History Fair accepts either the Turabian (Chicago Manual of Style) or MLA bibliographic style although Turabian is preferred by historians. There are a number of online services that will do the formatting–keep in mind, they only work if the correct information has been noted at the point in which it was used! Take note cards or a bibliography sheet every time research is done so that the information can be immediately noted.
The annotated bibliography should be divided between primary and secondary sources.
What are the books and online services that can be consulted for bibliographic styles?
Use Kate L. Turabian, A Manual for Writers of Term Papers, Theses, and Dissertations or Joseph Gibaldi, MLA Handbook for Writers of Research Papers.
- Citation Machine
- NoodleTools – we HIGHLY recommend that History Fair teachers take advantage of this free opportunity. Register, review the webinar, and you and your students are on your way to stress-free, pro-active, effective research!
What is an annotation?
An annotation summarizes the source and describes how that source was useful to your project. Keep a working annotated bibliography during the research process because it will be challenging, if not impossible, to try and remember this information once you have finished your project. Lack of annotations can significantly damage a student’s evaluation in the competition.

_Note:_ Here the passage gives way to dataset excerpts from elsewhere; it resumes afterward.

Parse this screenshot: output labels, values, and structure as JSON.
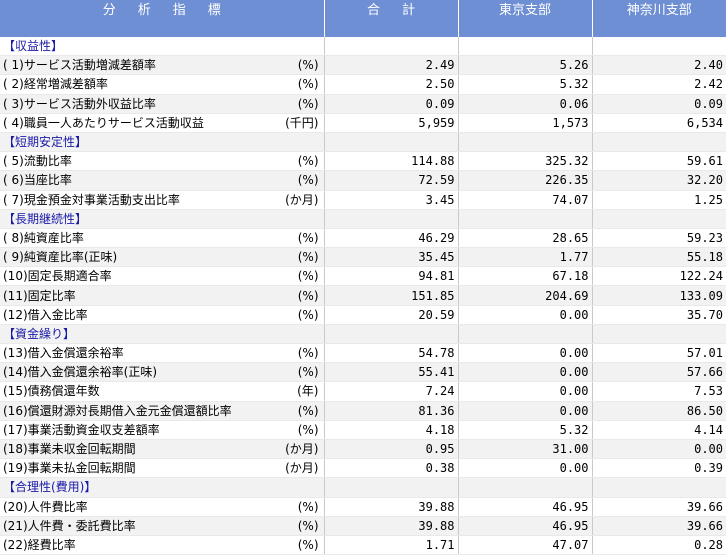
{
  "headers": [
    "分析指標",
    "合計",
    "東京支部",
    "神奈川支部"
  ],
  "sections": [
    {
      "title": "【収益性】",
      "rows": [
        {
          "label": "( 1)サービス活動増減差額率",
          "unit": "(%)",
          "values": [
            "2.49",
            "5.26",
            "2.40"
          ]
        },
        {
          "label": "( 2)経常増減差額率",
          "unit": "(%)",
          "values": [
            "2.50",
            "5.32",
            "2.42"
          ]
        },
        {
          "label": "( 3)サービス活動外収益比率",
          "unit": "(%)",
          "values": [
            "0.09",
            "0.06",
            "0.09"
          ]
        },
        {
          "label": "( 4)職員一人あたりサービス活動収益",
          "unit": "(千円)",
          "values": [
            "5,959",
            "1,573",
            "6,534"
          ]
        }
      ]
    },
    {
      "title": "【短期安定性】",
      "rows": [
        {
          "label": "( 5)流動比率",
          "unit": "(%)",
          "values": [
            "114.88",
            "325.32",
            "59.61"
          ]
        },
        {
          "label": "( 6)当座比率",
          "unit": "(%)",
          "values": [
            "72.59",
            "226.35",
            "32.20"
          ]
        },
        {
          "label": "( 7)現金預金対事業活動支出比率",
          "unit": "(か月)",
          "values": [
            "3.45",
            "74.07",
            "1.25"
          ]
        }
      ]
    },
    {
      "title": "【長期継続性】",
      "rows": [
        {
          "label": "( 8)純資産比率",
          "unit": "(%)",
          "values": [
            "46.29",
            "28.65",
            "59.23"
          ]
        },
        {
          "label": "( 9)純資産比率(正味)",
          "unit": "(%)",
          "values": [
            "35.45",
            "1.77",
            "55.18"
          ]
        },
        {
          "label": "(10)固定長期適合率",
          "unit": "(%)",
          "values": [
            "94.81",
            "67.18",
            "122.24"
          ]
        },
        {
          "label": "(11)固定比率",
          "unit": "(%)",
          "values": [
            "151.85",
            "204.69",
            "133.09"
          ]
        },
        {
          "label": "(12)借入金比率",
          "unit": "(%)",
          "values": [
            "20.59",
            "0.00",
            "35.70"
          ]
        }
      ]
    },
    {
      "title": "【資金繰り】",
      "rows": [
        {
          "label": "(13)借入金償還余裕率",
          "unit": "(%)",
          "values": [
            "54.78",
            "0.00",
            "57.01"
          ]
        },
        {
          "label": "(14)借入金償還余裕率(正味)",
          "unit": "(%)",
          "values": [
            "55.41",
            "0.00",
            "57.66"
          ]
        },
        {
          "label": "(15)債務償還年数",
          "unit": "(年)",
          "values": [
            "7.24",
            "0.00",
            "7.53"
          ]
        },
        {
          "label": "(16)償還財源対長期借入金元金償還額比率",
          "unit": "(%)",
          "values": [
            "81.36",
            "0.00",
            "86.50"
          ]
        },
        {
          "label": "(17)事業活動資金収支差額率",
          "unit": "(%)",
          "values": [
            "4.18",
            "5.32",
            "4.14"
          ]
        },
        {
          "label": "(18)事業未収金回転期間",
          "unit": "(か月)",
          "values": [
            "0.95",
            "31.00",
            "0.00"
          ]
        },
        {
          "label": "(19)事業未払金回転期間",
          "unit": "(か月)",
          "values": [
            "0.38",
            "0.00",
            "0.39"
          ]
        }
      ]
    },
    {
      "title": "【合理性(費用)】",
      "rows": [
        {
          "label": "(20)人件費比率",
          "unit": "(%)",
          "values": [
            "39.88",
            "46.95",
            "39.66"
          ]
        },
        {
          "label": "(21)人件費・委託費比率",
          "unit": "(%)",
          "values": [
            "39.88",
            "46.95",
            "39.66"
          ]
        },
        {
          "label": "(22)経費比率",
          "unit": "(%)",
          "values": [
            "1.71",
            "47.07",
            "0.28"
          ]
        }
      ]
    }
  ]
}
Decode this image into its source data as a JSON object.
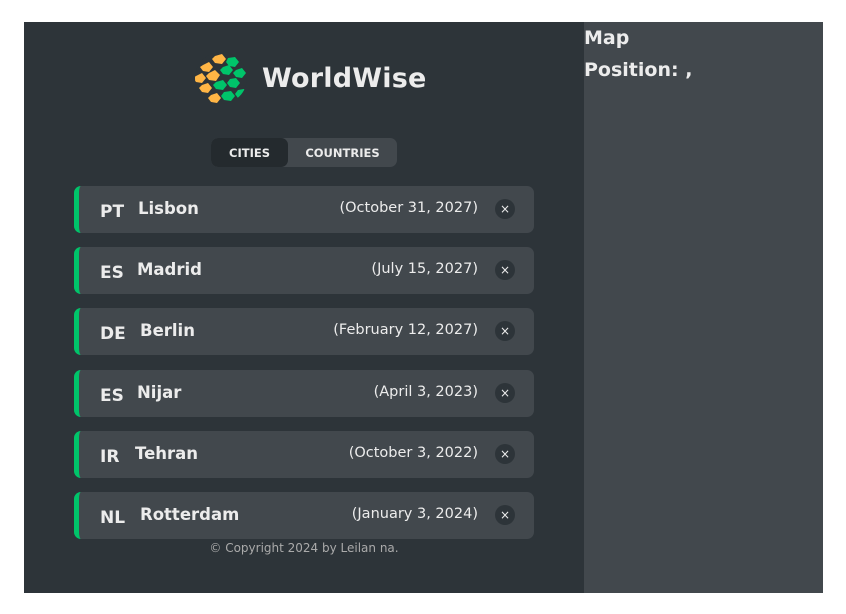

Do you have sample annotations?
“The biography described the life of Florence Kelley through the eyes of one of her young co-workers. The author described her as a very determined individual and detailed how she tried to enforce the new Factories and Workshop law and the trouble she had enforcing it.”
“This book contains essays by both BPP members and outsiders, who examine the rise, activities, and fall of the BPP. It gave me a good idea of the ideology of the party, and some of the underlying reasons for FBI retaliation.
“This article talks about the difference in opinions between different groups of Jews at the NCJW convention and how the NCJW got around the difference and was able to stay successful. This article was important to my project because it talks about the NCJW’s struggles, and not just how great it was.”
Example Annotated Bibliography
Cornell University Library describes an annotated bibliography as “a list of citations to books, articles, and documents. Each citation is followed by a brief (usually about 150 words) descriptive and evaluative paragraph, the annotation.”Lisa Oppenheim from the Chicago Metro History Education Center notes that annotations for National History Day (NHD) and Chicago Metro History Fair should be around 50 words and not much longer than 75 words. Annotated bibliographies serve one or more of the following functions:
- describe the content, focus, and relevancy of the source;
- assess and evaluate the source;
- explain the usefulness of source to the research;
- record researcher reactions to the source.
You will need to follow the specific guidelines, including the format (MLA, Turabian, etc.), set by your teacher. In the case of National History Day (NHD), the contest rule book states that the annotated bibliography “must explain how the source was used and how it helped you understand your topic.” Review NHD Rule Book rules 16 and 17 copied below.
Rule 16 | Annotated Bibliography
An annotated bibliography is required for all categories. List only those sources that contributed to the development of your entry, i.e., sources that provided usable information or new perspectives in preparing your entry. Sources of visual and audio materials and oral interviews must be included. Bundle photos or other materials from the same collection in a single citation. The annotations for each source must explain how you used the source and how it helped you understand your topic. Your annotated bibliography is not included in the word count. For example: Bates, Daisy. The Long Shadow of Little Rock. New York: David McKay Co. Inc., 1962. Daisy Bates was the president of the Arkansas NAACP and the one who met and listened to the students each day. This firsthand account was very important to my paper because it made me more aware of the feelings of the people involved.
NOTE: Oral history transcripts, correspondence between you and experts, questionnaires, and other primary or secondary materials used as sources for your entry should be cited in your bibliography but not included as attachments to your bibliography.
Rule 17 | Separation of Primary and Secondary Sources
You are required to separate your bibliography into two sections: one for primary sources and one for secondary sources.
NOTE: Some sources may be considered as either primary or secondary. Use your annotations to explain your reasoning for classifying any sources that are not clearly primary or secondary. Listing a source under both primary and secondary is inappropriate.